Oddity w/MachineBlockPlacement and Loops

I'm getting some odd behavior out of MBP and was hoping someone knowledge of the code might be able to give some guidance. Fair warning, I'm trying to describe a problem in code I don't really understand, so if something doesn't make sense, assume I misunderstood something.

The problematic case I'm seeing is that cold blocks are being placed between the preheader and header of a hot loop. This has the result of adding a bunch of cold code spread through out the code rather than grouped all together at the end of the function.

From what I can tell tracing through the code, the critical decision that goes wrong is when we're visiting the preheader after forming a (correct) chain for the loop itself. When selecting a successor to merge with, we appear to not be considering the loop even though the loop hasn't been rotated and the header would be ideal for fallthrough.

In particular, we're printing the "(prob) (non-cold CFG conflict)" debug output message for the successor of the preheader which is the header. If I'm reading this code correctly, it's identifying the fact there's a global more important predecessor for the header (i.e. the latch block), but it doesn't seem to be account for the fact that the latch block has already been combined into the header's chain. Unless I'm misreading something, we *should* be able to merge the loop chain with the preheader chain in it's entirety right?

At least one on example I've looked at, adding an early exit from BadCFGConflict loop when Pred and Succ are part of the same chain does appear to give the expected result, but I don't understand the code well enough to reason about whether that is generally a correct thing to do or not.

Philip

Hi Phillip,
http://reviews.llvm.org/D10825 tries to fix similar issues. Looks like there are missing cases. Can you create a small reproducer?

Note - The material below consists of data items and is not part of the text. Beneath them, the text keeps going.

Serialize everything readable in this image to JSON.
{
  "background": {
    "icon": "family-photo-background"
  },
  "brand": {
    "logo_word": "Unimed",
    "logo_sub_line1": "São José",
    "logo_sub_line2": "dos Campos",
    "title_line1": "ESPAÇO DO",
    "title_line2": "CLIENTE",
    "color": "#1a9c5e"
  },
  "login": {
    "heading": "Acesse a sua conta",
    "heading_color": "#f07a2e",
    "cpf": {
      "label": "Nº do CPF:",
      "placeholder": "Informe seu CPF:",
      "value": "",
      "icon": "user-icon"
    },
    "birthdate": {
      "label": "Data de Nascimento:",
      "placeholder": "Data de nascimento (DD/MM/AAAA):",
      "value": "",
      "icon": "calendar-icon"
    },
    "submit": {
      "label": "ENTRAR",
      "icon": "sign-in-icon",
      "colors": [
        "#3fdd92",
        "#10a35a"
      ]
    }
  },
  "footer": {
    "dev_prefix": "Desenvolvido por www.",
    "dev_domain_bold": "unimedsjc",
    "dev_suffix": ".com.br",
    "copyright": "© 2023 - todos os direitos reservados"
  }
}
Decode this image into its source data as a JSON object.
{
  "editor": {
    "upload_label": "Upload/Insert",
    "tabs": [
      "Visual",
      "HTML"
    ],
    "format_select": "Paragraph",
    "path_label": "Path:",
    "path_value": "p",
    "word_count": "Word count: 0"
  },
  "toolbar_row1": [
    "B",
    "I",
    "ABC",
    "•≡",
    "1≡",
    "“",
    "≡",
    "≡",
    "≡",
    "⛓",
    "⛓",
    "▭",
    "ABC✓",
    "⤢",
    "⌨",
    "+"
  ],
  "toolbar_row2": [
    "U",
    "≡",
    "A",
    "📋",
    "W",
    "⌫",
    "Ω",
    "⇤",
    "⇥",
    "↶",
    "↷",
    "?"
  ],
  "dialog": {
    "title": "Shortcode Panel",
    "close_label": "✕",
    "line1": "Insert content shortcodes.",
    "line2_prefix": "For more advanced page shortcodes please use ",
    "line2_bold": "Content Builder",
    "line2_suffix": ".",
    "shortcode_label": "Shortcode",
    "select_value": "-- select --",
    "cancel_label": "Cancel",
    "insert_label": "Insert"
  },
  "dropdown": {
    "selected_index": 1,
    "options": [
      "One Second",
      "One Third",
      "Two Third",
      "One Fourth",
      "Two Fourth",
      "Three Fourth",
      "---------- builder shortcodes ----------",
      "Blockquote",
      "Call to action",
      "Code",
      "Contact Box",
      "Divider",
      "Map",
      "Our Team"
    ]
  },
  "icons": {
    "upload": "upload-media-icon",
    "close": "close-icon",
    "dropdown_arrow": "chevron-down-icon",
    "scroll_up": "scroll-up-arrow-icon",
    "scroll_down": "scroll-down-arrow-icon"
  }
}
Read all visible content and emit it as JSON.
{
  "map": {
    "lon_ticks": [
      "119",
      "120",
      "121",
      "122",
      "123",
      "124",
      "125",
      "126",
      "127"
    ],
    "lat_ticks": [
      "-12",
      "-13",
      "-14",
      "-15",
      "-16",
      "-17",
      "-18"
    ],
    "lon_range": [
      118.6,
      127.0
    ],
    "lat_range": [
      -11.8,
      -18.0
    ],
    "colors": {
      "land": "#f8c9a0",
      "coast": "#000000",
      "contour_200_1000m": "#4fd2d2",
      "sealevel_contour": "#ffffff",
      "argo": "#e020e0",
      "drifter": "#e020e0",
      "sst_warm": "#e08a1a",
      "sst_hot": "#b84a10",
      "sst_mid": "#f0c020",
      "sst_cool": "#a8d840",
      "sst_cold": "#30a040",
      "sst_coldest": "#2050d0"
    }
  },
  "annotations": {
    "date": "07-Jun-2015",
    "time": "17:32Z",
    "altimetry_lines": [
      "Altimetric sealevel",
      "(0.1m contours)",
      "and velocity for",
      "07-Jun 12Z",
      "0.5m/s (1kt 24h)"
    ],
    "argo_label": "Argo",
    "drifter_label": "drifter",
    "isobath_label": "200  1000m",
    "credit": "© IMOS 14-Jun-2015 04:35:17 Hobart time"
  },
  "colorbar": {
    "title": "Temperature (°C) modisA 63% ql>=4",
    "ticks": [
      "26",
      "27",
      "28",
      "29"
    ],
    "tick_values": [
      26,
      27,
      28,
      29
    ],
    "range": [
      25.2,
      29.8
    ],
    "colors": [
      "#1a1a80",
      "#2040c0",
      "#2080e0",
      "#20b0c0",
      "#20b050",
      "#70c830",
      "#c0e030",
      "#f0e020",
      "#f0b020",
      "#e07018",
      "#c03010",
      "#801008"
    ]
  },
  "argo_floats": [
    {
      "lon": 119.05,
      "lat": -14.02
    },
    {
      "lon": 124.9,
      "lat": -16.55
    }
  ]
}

Cong has also improved loop rotation based on better cost model – it is not yet enabled (-mllvm -precise-rotation-cost=true to turn on). If possible, can you also give it a try?

thanks,

David

Dear Philip,

On a related note, Rahman Lavaee has been working on optimizing code layout with LLVM. His approach uses a trace of the program, so it may not be applicable to what you're doing, but I thought I should let you know since it works on a similar problem.

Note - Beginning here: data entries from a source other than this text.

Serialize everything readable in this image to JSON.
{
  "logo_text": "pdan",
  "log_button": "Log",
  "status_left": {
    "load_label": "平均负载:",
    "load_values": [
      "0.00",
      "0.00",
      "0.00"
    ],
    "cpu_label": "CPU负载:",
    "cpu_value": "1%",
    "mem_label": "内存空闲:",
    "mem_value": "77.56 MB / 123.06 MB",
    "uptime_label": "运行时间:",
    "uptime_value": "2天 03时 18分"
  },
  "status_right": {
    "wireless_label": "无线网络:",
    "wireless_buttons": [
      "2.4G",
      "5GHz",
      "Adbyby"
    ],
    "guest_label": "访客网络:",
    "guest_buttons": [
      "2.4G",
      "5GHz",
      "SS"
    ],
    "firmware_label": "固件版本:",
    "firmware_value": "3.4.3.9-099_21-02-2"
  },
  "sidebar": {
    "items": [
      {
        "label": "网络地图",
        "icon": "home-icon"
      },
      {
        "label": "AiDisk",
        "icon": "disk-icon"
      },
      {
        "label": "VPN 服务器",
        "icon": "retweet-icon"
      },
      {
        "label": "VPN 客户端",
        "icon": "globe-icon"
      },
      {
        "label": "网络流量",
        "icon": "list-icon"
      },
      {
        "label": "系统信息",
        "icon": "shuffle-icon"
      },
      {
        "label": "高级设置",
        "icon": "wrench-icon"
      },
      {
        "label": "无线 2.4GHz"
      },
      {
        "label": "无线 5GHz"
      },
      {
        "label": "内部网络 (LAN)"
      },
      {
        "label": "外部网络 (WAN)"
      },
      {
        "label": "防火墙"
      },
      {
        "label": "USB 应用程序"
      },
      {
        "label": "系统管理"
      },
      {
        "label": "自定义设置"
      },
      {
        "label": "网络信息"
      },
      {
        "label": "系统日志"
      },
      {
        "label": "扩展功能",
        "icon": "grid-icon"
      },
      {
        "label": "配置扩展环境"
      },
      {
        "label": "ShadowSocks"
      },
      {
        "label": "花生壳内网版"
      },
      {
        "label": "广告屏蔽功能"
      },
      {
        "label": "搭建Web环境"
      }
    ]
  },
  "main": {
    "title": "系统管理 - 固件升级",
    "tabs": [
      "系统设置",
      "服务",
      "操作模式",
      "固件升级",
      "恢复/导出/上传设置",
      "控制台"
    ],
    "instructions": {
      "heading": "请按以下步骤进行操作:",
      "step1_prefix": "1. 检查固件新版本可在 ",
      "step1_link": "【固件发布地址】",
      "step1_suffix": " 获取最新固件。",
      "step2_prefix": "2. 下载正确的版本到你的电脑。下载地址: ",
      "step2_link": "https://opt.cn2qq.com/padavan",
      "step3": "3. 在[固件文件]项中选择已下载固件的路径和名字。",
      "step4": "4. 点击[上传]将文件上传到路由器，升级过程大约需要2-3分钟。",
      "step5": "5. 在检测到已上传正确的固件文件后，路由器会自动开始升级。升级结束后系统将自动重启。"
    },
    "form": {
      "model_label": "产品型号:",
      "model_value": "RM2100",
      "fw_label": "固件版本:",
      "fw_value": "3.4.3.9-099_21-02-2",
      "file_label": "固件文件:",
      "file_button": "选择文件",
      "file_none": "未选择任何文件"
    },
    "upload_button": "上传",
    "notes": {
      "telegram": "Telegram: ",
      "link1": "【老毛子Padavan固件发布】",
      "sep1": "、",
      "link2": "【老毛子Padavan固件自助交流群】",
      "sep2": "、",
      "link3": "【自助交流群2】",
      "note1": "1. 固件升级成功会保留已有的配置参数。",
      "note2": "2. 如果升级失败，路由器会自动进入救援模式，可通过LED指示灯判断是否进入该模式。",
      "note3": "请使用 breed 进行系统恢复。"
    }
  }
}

I believe his code is at https://github.com/rlavaee/code-layout-optimizer.

Rahman, does this code do the function-level code layout, the basic block layout optimization, or both?

Regards,

John Criswell

This doesn’t quite look the same. That review is about continuing the loop chain itself into the most profitable successor. My case is about continuing the preheader’s chain into the (previously formed) loop chain. Loop rotation is not the problem here. The layout of the loop (header->latch->header cycle) is exactly what it should be.

Hi Phillip,
http://reviews.llvm.org/D10825 tries to fix similar issues. Looks like
there are missing cases. Can you create a small reproducer?

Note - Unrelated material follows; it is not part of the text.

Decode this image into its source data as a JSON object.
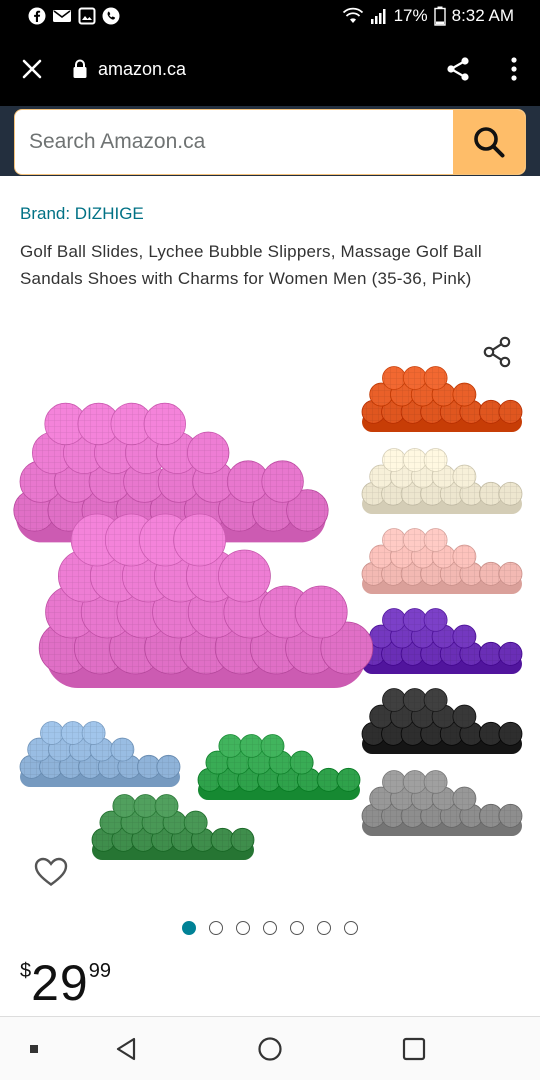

This doesn't quite look the same. That review is about continuing the
loop chain itself into the most profitable successor. My case is about
continuing the preheader's chain into the (previously formed) loop chain.

yes -- but it is in the same category -- the layout algorithm needs to
ignore blocks already in chain (not just the current chain, and there needs
to be a way to detect trivial chains).

Cong has also improved loop rotation based on better cost model -- it is
not yet enabled (-mllvm -precise-rotation-cost=true to turn on). If
possible, can you also give it a try?

Loop rotation is not the problem here. The layout of the loop
(header->latch->header cycle) is exactly what it should be.

yes -- I am just advertising the new layout strategy here :slight_smile:

thanks,

David

I've posted a patch which addresses this:
http://reviews.llvm.org/D17830